To add a new design canvas to a Workflow (and configure a portal between the new and existing canvas):
- Right-click on the Workflow Design folder for
Deploy_Workflowin the Project Explorer and select:
New → Other → Voice Tools Wizard -> Design Document. Hit "Next". This will open the new design document wizard. Give the new canvas a name and hit "Finish".
- Enter a name for the new design canvas in the input box (for example, “SecondCanvas”. Note: This name must be unique amongst the existing design canvases in the application.

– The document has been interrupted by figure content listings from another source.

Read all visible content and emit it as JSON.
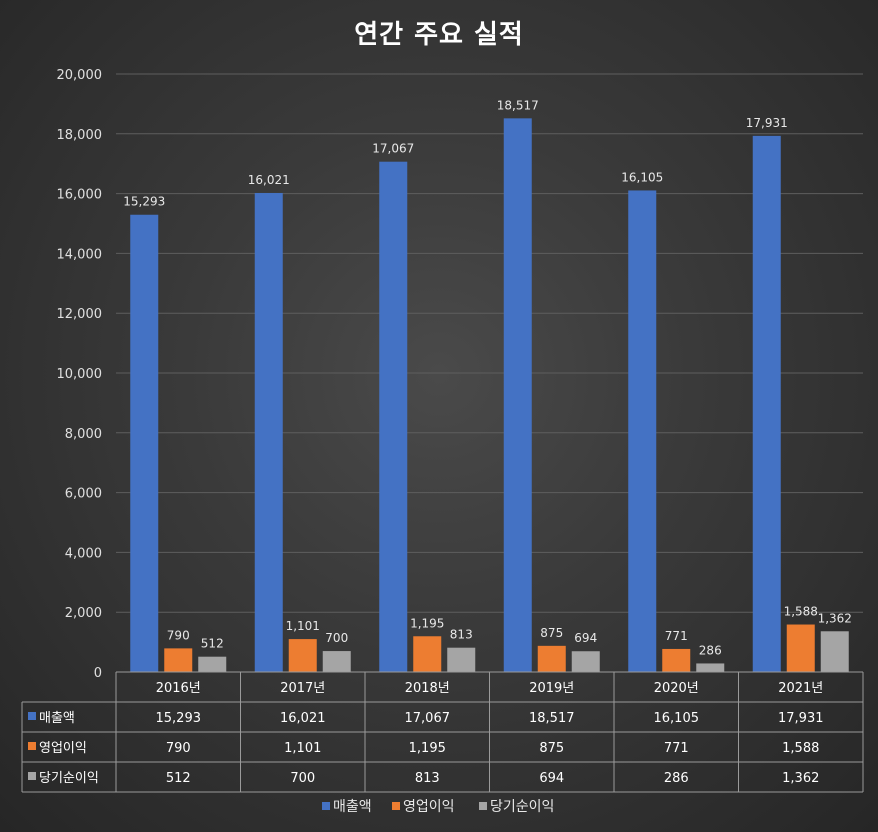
{
  "chart_data": {
    "type": "bar",
    "title": "연간 주요 실적",
    "categories": [
      "2016년",
      "2017년",
      "2018년",
      "2019년",
      "2020년",
      "2021년"
    ],
    "series": [
      {
        "name": "매출액",
        "values": [
          15293,
          16021,
          17067,
          18517,
          16105,
          17931
        ],
        "labels": [
          "15,293",
          "16,021",
          "17,067",
          "18,517",
          "16,105",
          "17,931"
        ],
        "color": "#4472c4"
      },
      {
        "name": "영업이익",
        "values": [
          790,
          1101,
          1195,
          875,
          771,
          1588
        ],
        "labels": [
          "790",
          "1,101",
          "1,195",
          "875",
          "771",
          "1,588"
        ],
        "color": "#ed7d31"
      },
      {
        "name": "당기순이익",
        "values": [
          512,
          700,
          813,
          694,
          286,
          1362
        ],
        "labels": [
          "512",
          "700",
          "813",
          "694",
          "286",
          "1,362"
        ],
        "color": "#a5a5a5"
      }
    ],
    "ylim": [
      0,
      20000
    ],
    "yticks": [
      0,
      2000,
      4000,
      6000,
      8000,
      10000,
      12000,
      14000,
      16000,
      18000,
      20000
    ],
    "ytick_labels": [
      "0",
      "2,000",
      "4,000",
      "6,000",
      "8,000",
      "10,000",
      "12,000",
      "14,000",
      "16,000",
      "18,000",
      "20,000"
    ],
    "grid": true,
    "legend_placement": "bottom",
    "data_table": true
  }
}
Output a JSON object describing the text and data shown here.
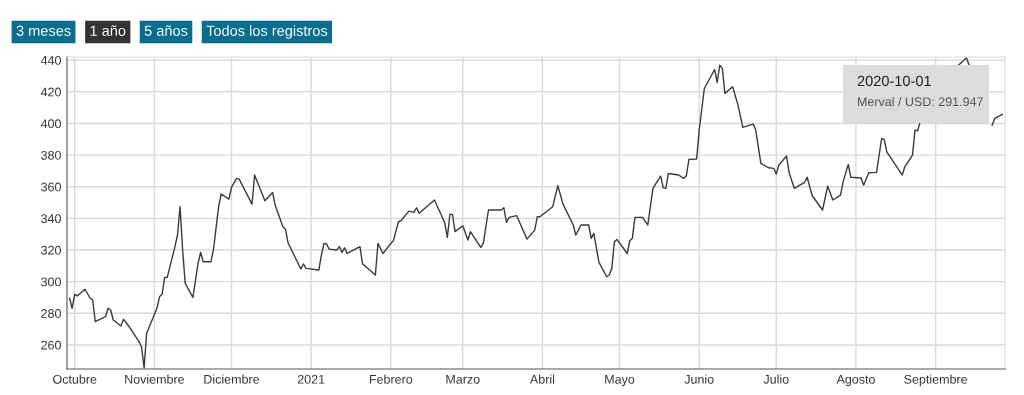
{
  "chart_data": {
    "type": "line",
    "x": [
      "2020-09-29",
      "2020-09-30",
      "2020-10-01",
      "2020-10-02",
      "2020-10-05",
      "2020-10-07",
      "2020-10-08",
      "2020-10-09",
      "2020-10-13",
      "2020-10-14",
      "2020-10-15",
      "2020-10-16",
      "2020-10-19",
      "2020-10-20",
      "2020-10-22",
      "2020-10-26",
      "2020-10-27",
      "2020-10-28",
      "2020-10-29",
      "2020-11-02",
      "2020-11-03",
      "2020-11-04",
      "2020-11-05",
      "2020-11-06",
      "2020-11-09",
      "2020-11-10",
      "2020-11-11",
      "2020-11-12",
      "2020-11-13",
      "2020-11-16",
      "2020-11-18",
      "2020-11-19",
      "2020-11-20",
      "2020-11-23",
      "2020-11-24",
      "2020-11-26",
      "2020-11-27",
      "2020-11-30",
      "2020-12-01",
      "2020-12-03",
      "2020-12-04",
      "2020-12-09",
      "2020-12-10",
      "2020-12-14",
      "2020-12-17",
      "2020-12-18",
      "2020-12-21",
      "2020-12-22",
      "2020-12-23",
      "2020-12-28",
      "2020-12-29",
      "2020-12-30",
      "2021-01-04",
      "2021-01-05",
      "2021-01-06",
      "2021-01-07",
      "2021-01-08",
      "2021-01-11",
      "2021-01-12",
      "2021-01-13",
      "2021-01-14",
      "2021-01-15",
      "2021-01-20",
      "2021-01-21",
      "2021-01-22",
      "2021-01-26",
      "2021-01-27",
      "2021-01-29",
      "2021-02-01",
      "2021-02-02",
      "2021-02-04",
      "2021-02-05",
      "2021-02-08",
      "2021-02-10",
      "2021-02-11",
      "2021-02-12",
      "2021-02-18",
      "2021-02-22",
      "2021-02-23",
      "2021-02-24",
      "2021-02-25",
      "2021-02-26",
      "2021-03-01",
      "2021-03-03",
      "2021-03-04",
      "2021-03-08",
      "2021-03-09",
      "2021-03-11",
      "2021-03-16",
      "2021-03-17",
      "2021-03-18",
      "2021-03-19",
      "2021-03-22",
      "2021-03-26",
      "2021-03-29",
      "2021-03-30",
      "2021-03-31",
      "2021-04-05",
      "2021-04-07",
      "2021-04-09",
      "2021-04-13",
      "2021-04-14",
      "2021-04-16",
      "2021-04-19",
      "2021-04-20",
      "2021-04-21",
      "2021-04-23",
      "2021-04-26",
      "2021-04-27",
      "2021-04-28",
      "2021-04-29",
      "2021-04-30",
      "2021-05-04",
      "2021-05-05",
      "2021-05-06",
      "2021-05-07",
      "2021-05-10",
      "2021-05-12",
      "2021-05-14",
      "2021-05-17",
      "2021-05-18",
      "2021-05-19",
      "2021-05-20",
      "2021-05-24",
      "2021-05-26",
      "2021-05-27",
      "2021-05-28",
      "2021-05-31",
      "2021-06-01",
      "2021-06-03",
      "2021-06-07",
      "2021-06-08",
      "2021-06-09",
      "2021-06-10",
      "2021-06-11",
      "2021-06-14",
      "2021-06-16",
      "2021-06-18",
      "2021-06-22",
      "2021-06-23",
      "2021-06-25",
      "2021-06-28",
      "2021-06-30",
      "2021-07-01",
      "2021-07-02",
      "2021-07-05",
      "2021-07-06",
      "2021-07-08",
      "2021-07-12",
      "2021-07-13",
      "2021-07-15",
      "2021-07-19",
      "2021-07-21",
      "2021-07-23",
      "2021-07-26",
      "2021-07-27",
      "2021-07-29",
      "2021-07-30",
      "2021-08-03",
      "2021-08-04",
      "2021-08-06",
      "2021-08-09",
      "2021-08-11",
      "2021-08-12",
      "2021-08-13",
      "2021-08-19",
      "2021-08-20",
      "2021-08-23",
      "2021-08-24",
      "2021-08-25",
      "2021-08-26",
      "2021-08-27",
      "2021-09-10",
      "2021-09-13",
      "2021-09-14",
      "2021-09-15",
      "2021-09-23",
      "2021-09-24",
      "2021-09-27"
    ],
    "series": [
      {
        "color": "#3a3a3a",
        "values": [
          289.5,
          283.2,
          291.947,
          291,
          295.2,
          289.5,
          288.4,
          274.7,
          277.9,
          283.2,
          282.1,
          275.8,
          272,
          276.2,
          272,
          262.1,
          258.9,
          245.5,
          267.4,
          283.2,
          290.5,
          292,
          302.7,
          302.7,
          322.1,
          329.5,
          347.4,
          320,
          298.9,
          290.1,
          311.6,
          318.5,
          312.6,
          312.6,
          320.4,
          347.4,
          355.4,
          352.2,
          359.6,
          365.3,
          364.8,
          349,
          367.4,
          351.1,
          356.4,
          348.4,
          334.7,
          333.3,
          324.6,
          308,
          311.2,
          308.4,
          307.4,
          316.8,
          324.2,
          323.8,
          320.6,
          320,
          322.1,
          318.5,
          321.4,
          317.9,
          322.1,
          311.2,
          309.9,
          304.2,
          324.2,
          317.8,
          324.2,
          325.9,
          337.9,
          338.5,
          344.6,
          343.8,
          346.7,
          343.2,
          351.6,
          337.2,
          328,
          342.5,
          342.5,
          331.6,
          335.3,
          326.3,
          331.6,
          321.7,
          324.2,
          345.3,
          345.3,
          346.7,
          337.5,
          340.6,
          341.7,
          326.9,
          332.6,
          341,
          341,
          347.4,
          360.6,
          349,
          335.8,
          329.5,
          335.8,
          335.8,
          327.4,
          330.5,
          312.2,
          303.1,
          304.2,
          308.4,
          325.2,
          326.7,
          317.8,
          325.9,
          327.4,
          340.6,
          340.6,
          335.8,
          359,
          366.7,
          359.3,
          359,
          368.4,
          367.4,
          365.3,
          366.9,
          377.3,
          377.5,
          395.8,
          422.1,
          434.1,
          425.9,
          436.8,
          434.8,
          419,
          423.2,
          412.2,
          397.5,
          399.6,
          395.8,
          374.8,
          372,
          371.6,
          368,
          373.7,
          379.4,
          368.8,
          359,
          362.8,
          366,
          354.3,
          345.3,
          360.4,
          351.6,
          354.7,
          363.1,
          374.1,
          366,
          365.5,
          361,
          368.8,
          369.1,
          390.5,
          389.9,
          382.1,
          367.4,
          372.6,
          380,
          395.8,
          395.4,
          401,
          null,
          437,
          441.5,
          437,
          null,
          399,
          403.2,
          405.7
        ]
      }
    ],
    "xlim": [
      "2020-09-28",
      "2021-09-28"
    ],
    "xticks": [
      {
        "value": "2020-10-01",
        "label": "Octubre"
      },
      {
        "value": "2020-11-01",
        "label": "Noviembre"
      },
      {
        "value": "2020-12-01",
        "label": "Diciembre"
      },
      {
        "value": "2021-01-01",
        "label": "2021"
      },
      {
        "value": "2021-02-01",
        "label": "Febrero"
      },
      {
        "value": "2021-03-01",
        "label": "Marzo"
      },
      {
        "value": "2021-04-01",
        "label": "Abril"
      },
      {
        "value": "2021-05-01",
        "label": "Mayo"
      },
      {
        "value": "2021-06-01",
        "label": "Junio"
      },
      {
        "value": "2021-07-01",
        "label": "Julio"
      },
      {
        "value": "2021-08-01",
        "label": "Agosto"
      },
      {
        "value": "2021-09-01",
        "label": "Septiembre"
      }
    ],
    "ylim": [
      244.8,
      442
    ],
    "yticks": [
      260,
      280,
      300,
      320,
      340,
      360,
      380,
      400,
      420,
      440
    ],
    "grid": true,
    "marker": "none",
    "line_style": "solid",
    "annotations": [
      "3 meses",
      "1 año",
      "5 años",
      "Todos los registros",
      "2020-10-01",
      "Merval / USD: 291.947"
    ]
  }
}
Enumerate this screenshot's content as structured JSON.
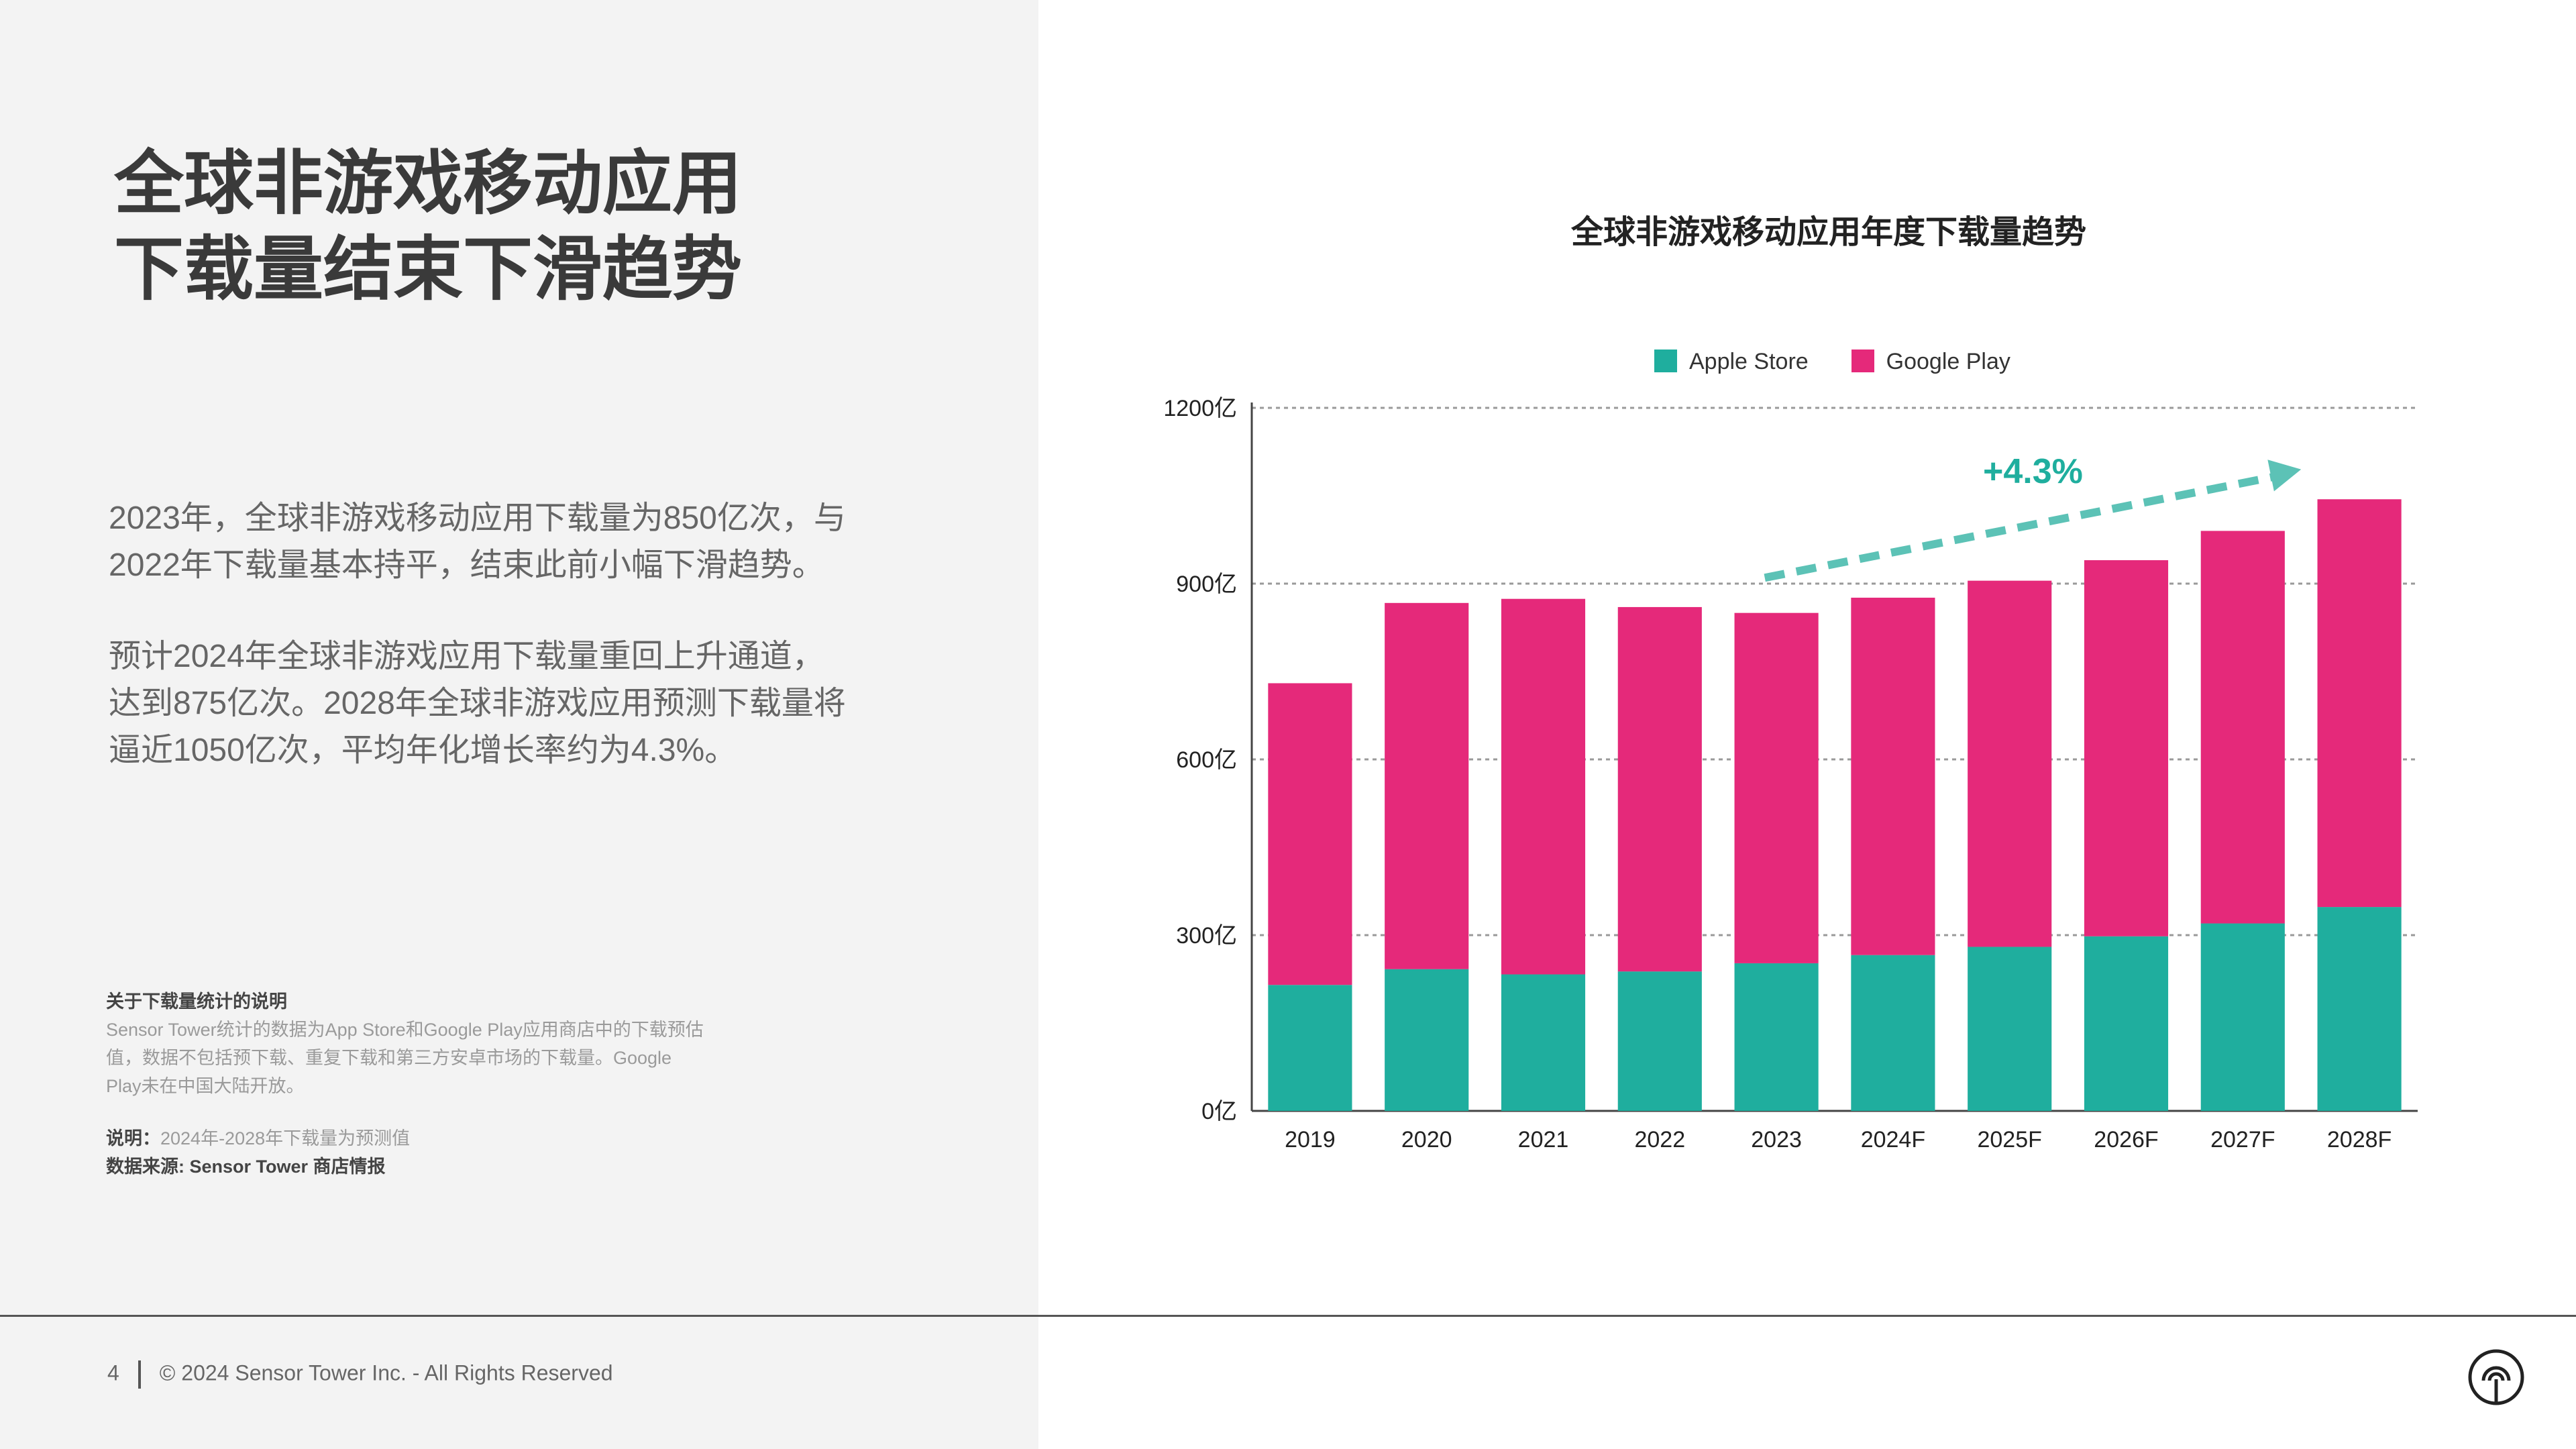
{
  "title_lines": [
    "全球非游戏移动应用",
    "下载量结束下滑趋势"
  ],
  "paragraph1_lines": [
    "2023年，全球非游戏移动应用下载量为850亿次，与",
    "2022年下载量基本持平，结束此前小幅下滑趋势。"
  ],
  "paragraph2_lines": [
    "预计2024年全球非游戏应用下载量重回上升通道，",
    "达到875亿次。2028年全球非游戏应用预测下载量将",
    "逼近1050亿次，平均年化增长率约为4.3%。"
  ],
  "note": {
    "heading": "关于下载量统计的说明",
    "lines": [
      "Sensor  Tower统计的数据为App  Store和Google  Play应用商店中的下载预估",
      "值，数据不包括预下载、重复下载和第三方安卓市场的下载量。Google",
      "Play未在中国大陆开放。"
    ],
    "remark_label": "说明：",
    "remark_text": "2024年-2028年下载量为预测值",
    "source": "数据来源: Sensor Tower 商店情报"
  },
  "footer": {
    "page_number": "4",
    "copyright": "© 2024 Sensor Tower Inc. - All Rights Reserved"
  },
  "logo_icon": "sensor-tower-logo-icon",
  "colors": {
    "apple": "#1fae9e",
    "google": "#e5297a",
    "arrow": "#5cc2b6",
    "growth_text": "#1fae9e"
  },
  "chart_data": {
    "type": "bar",
    "stacked": true,
    "title": "全球非游戏移动应用年度下载量趋势",
    "categories": [
      "2019",
      "2020",
      "2021",
      "2022",
      "2023",
      "2024F",
      "2025F",
      "2026F",
      "2027F",
      "2028F"
    ],
    "series": [
      {
        "name": "Apple Store",
        "values": [
          215,
          242,
          233,
          238,
          252,
          266,
          280,
          298,
          320,
          348
        ]
      },
      {
        "name": "Google Play",
        "values": [
          515,
          625,
          641,
          622,
          598,
          610,
          625,
          642,
          670,
          696
        ]
      }
    ],
    "y_ticks": [
      "0亿",
      "300亿",
      "600亿",
      "900亿",
      "1200亿"
    ],
    "ylim": [
      0,
      1200
    ],
    "grid": true,
    "legend_position": "top",
    "annotation": "+4.3%"
  }
}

- When you open up the new canvas, you'll see a Portal Exit block on the new canvas.
- Let's set up a Portal Entry and connect it to the second canvas. Drag and drop Portal Entry from the Voice Pallet onto the original canvas. Click on the new block and choose the Portal Exit to connect it to.
| [1] | The absence of tears is not guaranteed. |
The easiest way to get started with an OpenVXML project is to follow the instructions above and import Starter.war, a starter project. But if you really want to create your project from scratch using the Eclipse plugin, here are the instructions.
First, let's create a new voice project: File → New → Project → Voice Tool Wizards → Voice
Call the voice project HelloWorld_Voice.
You should now see the voice project in your Project Explorer pane:
Now, create the interactive workflow: File → New → Project → Voice Tool Wizards → Interactive Workflow
The application name for this and all Halef workflows should be Deploy_Workflow. Hit Next.
In the Branding dialog box, leave Brands at Default. Hit Next.
On the Interaction Type Support dialog box, leave Voice Interaction checked. Hit Next.
On the Language Support dialog box, associate your workflow with your voice by clicking Not Configured and choosing HelloWorld_Voice:
You have now created your voice and your workflow, and you have associated the two. You should see both HelloWorld_Voice and Deploy_Workflow in the Project Explorer pane.